There will be attempts to force people to pay through the nose to soothe their consciences -which will be very profitable for those on the receiving end-, but people’s ability to pay for this is shrinking fast, so that won’t go anywhere.

The only thing that could help save this planet is for all westerners to reduce their energy use by 90%+, but, though it is theoretically and technically feasible, it won’t happen because the majority of us won’t give up even a part of our wealth, and the powers that be in today’s economies refuse to see their profits (re: power) and those of their backers go up in -ever hotter- air.

The current economic model depends on our profligate use of energy. A new economic model, then, you say? Good luck with that. The current one has left all political power with those who profit most from it. And besides, that’s a whole other problem, and a whole other issue to protest.

If you’re serious about wanting to save the planet, and I have no doubt you are, then I think you need to refocus. COP21 is not your thing, it’s not your stage. It’s your leaders’ stage, and your leaders are not your friends. They don’t even represent you either. The decisions that you want made will not be made there.

There will be lofty declarations loaded with targets for 2030, 2050 and 2100, and none of it will have any real value. Because none of the ‘leaders’ will be around to be held accountable when any of those dates will come to pass.

An imploding global economy may be your best shot at lowering emissions. But then again, it will lead to people burning anything they can get their hands on just to keep warm. Not a pretty prospect either. To be successful, we would need to abandon our current political and economic organizational structures, national governments and ‘up’, which select for the sociopaths that gather behind their heavy security details to decide on your future while gloating with glee in their power positions.

Better still, we should make it impossible for any single one of them to ever be elected to any important position ever again. For now, though, our political systems don’t select for those who care most for the world, or its children. We select for those who promise us the most wealth. And we’re willing to turn a blind eye to very many things to acquire that wealth and hold on to it.

The entire conference is just an exercise in “feel good”, on all sides. Is there anyone out there who really thinks the likes of Bill Gates and Richard Branson will do anything at all to stop this world from burning to the ground? You have any idea what their ecological footprints are?

Sometimes I think it’s the very ignorance of the protesting side that dooms this planet. There’s a huge profit-seeking sociopathic part of the equation, which has caused the problems in the first place, and there’s no serious counterweight in sight.
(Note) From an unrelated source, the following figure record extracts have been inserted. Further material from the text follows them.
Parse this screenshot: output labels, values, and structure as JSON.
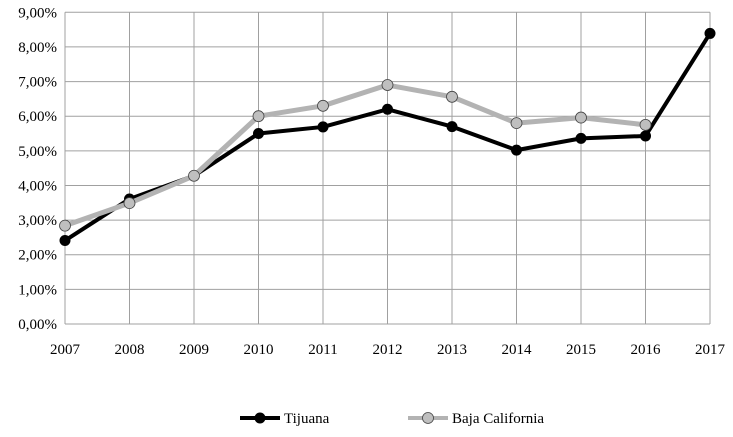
{
  "chart_data": {
    "type": "line",
    "title": "",
    "xlabel": "",
    "ylabel": "",
    "categories": [
      "2007",
      "2008",
      "2009",
      "2010",
      "2011",
      "2012",
      "2013",
      "2014",
      "2015",
      "2016",
      "2017"
    ],
    "ylim": [
      0,
      9
    ],
    "y_ticks": [
      "0,00%",
      "1,00%",
      "2,00%",
      "3,00%",
      "4,00%",
      "5,00%",
      "6,00%",
      "7,00%",
      "8,00%",
      "9,00%"
    ],
    "grid": true,
    "legend_position": "bottom",
    "series": [
      {
        "name": "Tijuana",
        "color": "#000000",
        "marker_fill": "#000000",
        "values": [
          2.41,
          3.61,
          4.28,
          5.5,
          5.69,
          6.2,
          5.7,
          5.02,
          5.36,
          5.43,
          8.39
        ]
      },
      {
        "name": "Baja California",
        "color": "#b3b3b3",
        "marker_fill": "#bfbfbf",
        "values": [
          2.84,
          3.49,
          4.28,
          6.0,
          6.3,
          6.9,
          6.56,
          5.8,
          5.96,
          5.75,
          null
        ]
      }
    ]
  }
}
Having these oversized walking talking ego’s sign petitions and declarations they know they will never have to live up to is completely useless. Branson will still fly his planes, Gates will keep running his ultra-cooled server parks, and Obama and Merkel will make sure their economies churn out growth ahead of anything else. Every single country still demands growth. Whatever gains you make in terms of lower emissions will be nullified by that growth.

And in the hallways, ‘smart’ entrepreneurs stand ready to pocket a ‘smart’ profit from the alleged switch to clean energy. At the cost of you, the taxpayer. And you believe them, because you want to, and because it makes you feel good. And you don’t have the knowledge available to dispute their claims (hint: try thermodynamics).

You’re seeking the cooperation of people who let babies drown and who incessantly bomb the countries these babies and their families were seeking to escape.

I’m sorry, I know a lot of you have a lot of emotion invested in this, and it’s a good emotion, and you’re thinking this conference is really important and all, and our ‘last chance’ to save the planet. But you’ve been had, it’s as simple as that. And co-opted. And conned.

And it’s not the first time, either. All these conferences go the same way. To halt the demise of the planet, you can’t rely on the same people who cause it. Never works.